2013-03-15

defrog: (Default)
2013-03-15 11:19 am

I HAD TOO MUCH TO DREAM LAST NIGHT: WALKING DEAD EDITION

The bride and I are watching an episode of The Walking Dead, in which it is revealed that a team of scientists who work for The Governor are secretly using a wing of the prison where Rick Grimes et al have been staying for scientific experiments. The science team is headed by David Caruso.

Underneath the prison wing, there is a huge dug-out pit, in the middle of which is an Olympic-size swimming pool with no water in it. The pit is full of walkers. The scientists are taking live humans from Woodbury, gut-shooting them and putting them in the pit with the walkers, who duly eat them alive, rip off their heads and throw them into the pool, which is now halfway full of heads.

Scene: men in lab coats carry the victims down into the pit via a stairway cut into the rock.
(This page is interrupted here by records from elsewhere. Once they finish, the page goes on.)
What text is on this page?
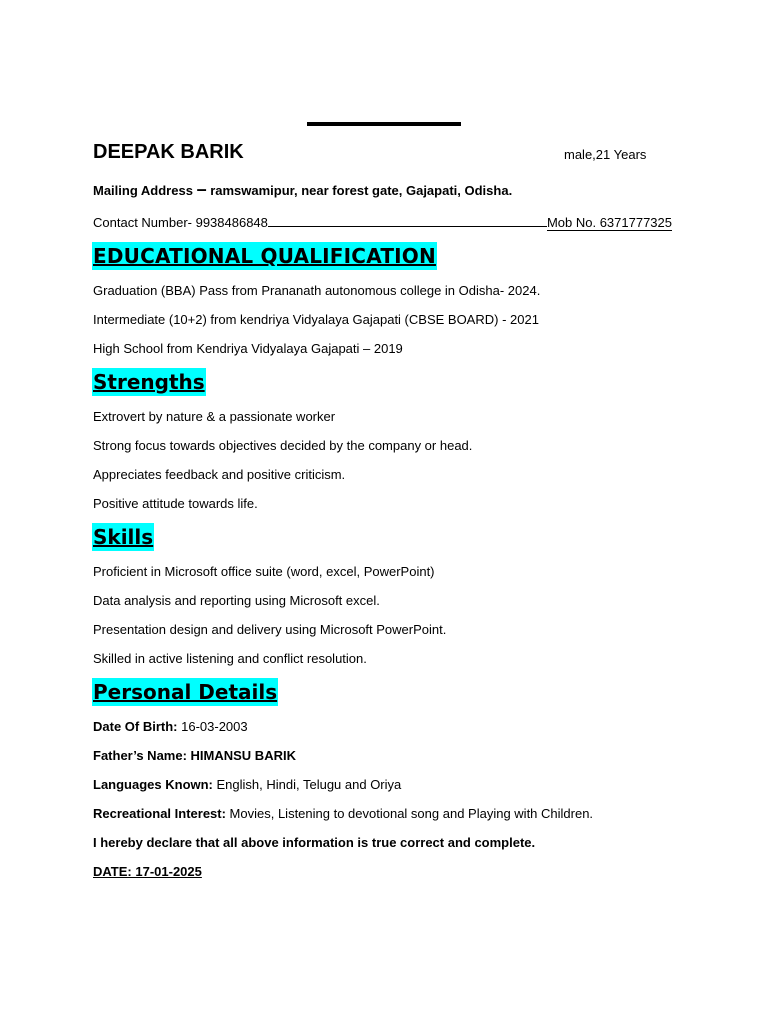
DEEPAK BARIK	male,21 Years
Mailing Address – ramswamipur, near forest gate, Gajapati, Odisha.
Contact Number- 9938486848	Mob No. 6371777325
EDUCATIONAL QUALIFICATION
Graduation (BBA) Pass from Prananath autonomous college in Odisha- 2024.
Intermediate (10+2) from kendriya Vidyalaya Gajapati (CBSE BOARD) - 2021
High School from Kendriya Vidyalaya Gajapati – 2019
Strengths
Extrovert by nature & a passionate worker
Strong focus towards objectives decided by the company or head.
Appreciates feedback and positive criticism.
Positive attitude towards life.
Skills
Proficient in Microsoft office suite (word, excel, PowerPoint)
Data analysis and reporting using Microsoft excel.
Presentation design and delivery using Microsoft PowerPoint.
Skilled in active listening and conflict resolution.
Personal Details
Date Of Birth: 16-03-2003
Father’s Name: HIMANSU BARIK
Languages Known: English, Hindi, Telugu and Oriya
Recreational Interest: Movies, Listening to devotional song and Playing with Children.
I hereby declare that all above information is true correct and complete.
DATE: 17-01-2025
One of them slips on the stairs and falls into the pit. He is immediately attacked by walkers. His colleagues try to help him, but when they move toward him, the walkers surge in their direction. They back off and leave the scientist to his fate.
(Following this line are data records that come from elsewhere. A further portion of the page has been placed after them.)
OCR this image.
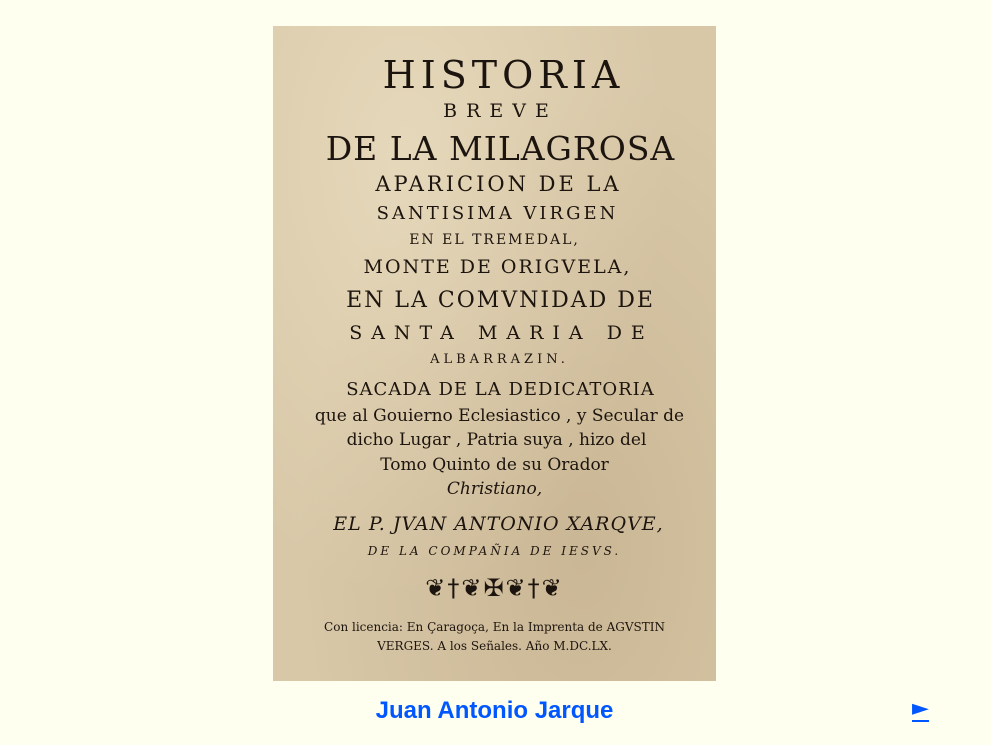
HISTORIA
BREVE
DE LA MILAGROSA
APARICION DE LA
SANTISIMA VIRGEN
EN EL TREMEDAL,
MONTE DE ORIGVELA,
EN LA COMVNIDAD DE
SANTA MARIA DE
ALBARRAZIN.
SACADA DE LA DEDICATORIA
que al Gouierno Eclesiastico , y Secular de
dicho Lugar , Patria suya , hizo del
Tomo Quinto de su Orador
Christiano,
EL P. JVAN ANTONIO XARQVE,
DE LA COMPAÑIA DE IESVS.
❦†❦✠❦†❦
Con licencia: En Çaragoça, En la Imprenta de AGVSTIN
VERGES. A los Señales. Año M.DC.LX.
Juan Antonio Jarque	►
The bride and I are watching this episode online, and we can’t figure out why The Governor would have such a program in place. We also can't for the life of us figure out why the walkers would keep and collect the heads. Maybe that's what David Caruso is trying to find out ... 

And then I woke up.

Talking heads,

This is dF


defrog: (Default)
2013-03-15 11:37 am

WE’LL DECIDE WHAT IS AND ISN’T CONSTITUTIONAL AROUND HERE, MR PRESIDENTE

Back around the end of January, I mentioned how America’s sheriffs vowed not to enforce any new gun laws or regs signed by the Obama admin. 

A growing number of state legislatures – which just happen to be controlled by Republicans – feel the same way, and are crafting legislation making it illegal for any fed agentto enforce such federal laws on the grounds that fuck that gawdamn Commie Obama they’re unconstitutional.

Kentucky’s doing it. So is Alabama, Alaska, Idaho, Texas and Wyoming, among others.

Well, good luck with that. The laws being proposed are essentially “nullification” laws, which argue that states don’t have to follow federal laws they deem unconstitutional. The Supreme Court disagrees, and has pretty much never upheld any nullification law that’s been passed. 

Between that and the fact that even Antonin Scalia has ruled that yr 2A rights aren't 100% unlimited, I don’t see these laws holding up in court. 

Ironically, the same could possibly be said of whatever gun-control legislation Congress eventually passes (if any). But why bother waiting to find out years from now when you can pass fear-fueled grandstanding state-level legislation today saying “FUCK YOU, OBAMA, YOU CAN’T HAVE OUR GUNS!”

Which is really what this is all about, I suspect. All of these law proposals sound more like politicians posturing and pandering to the paranoid batshit NRA wing of their respective voter bases. It’s kind of like when Idaho state senator John Goedde proposed a law that would require students to read Atlas Shrugged and be tested on it as a prerequisite for graduation, then after the story went viral and everyone laughed at Idaho, he said he wasn’t serious, he just wanted to make a point.

I have a feeling these anti-fed gun laws are something along the same line.

Then again, some Republicans seem convinced that that they know a hell of a lot more about what is constitutional than that stupid liberal left-wing activist Supreme Court. Like Jim Bridenstine (R-OK), who actually said this:

“Just because the Supreme Court rules on something doesn’t necessarily mean that that’s constitutional.”

So this could be fun, is what I’m saying.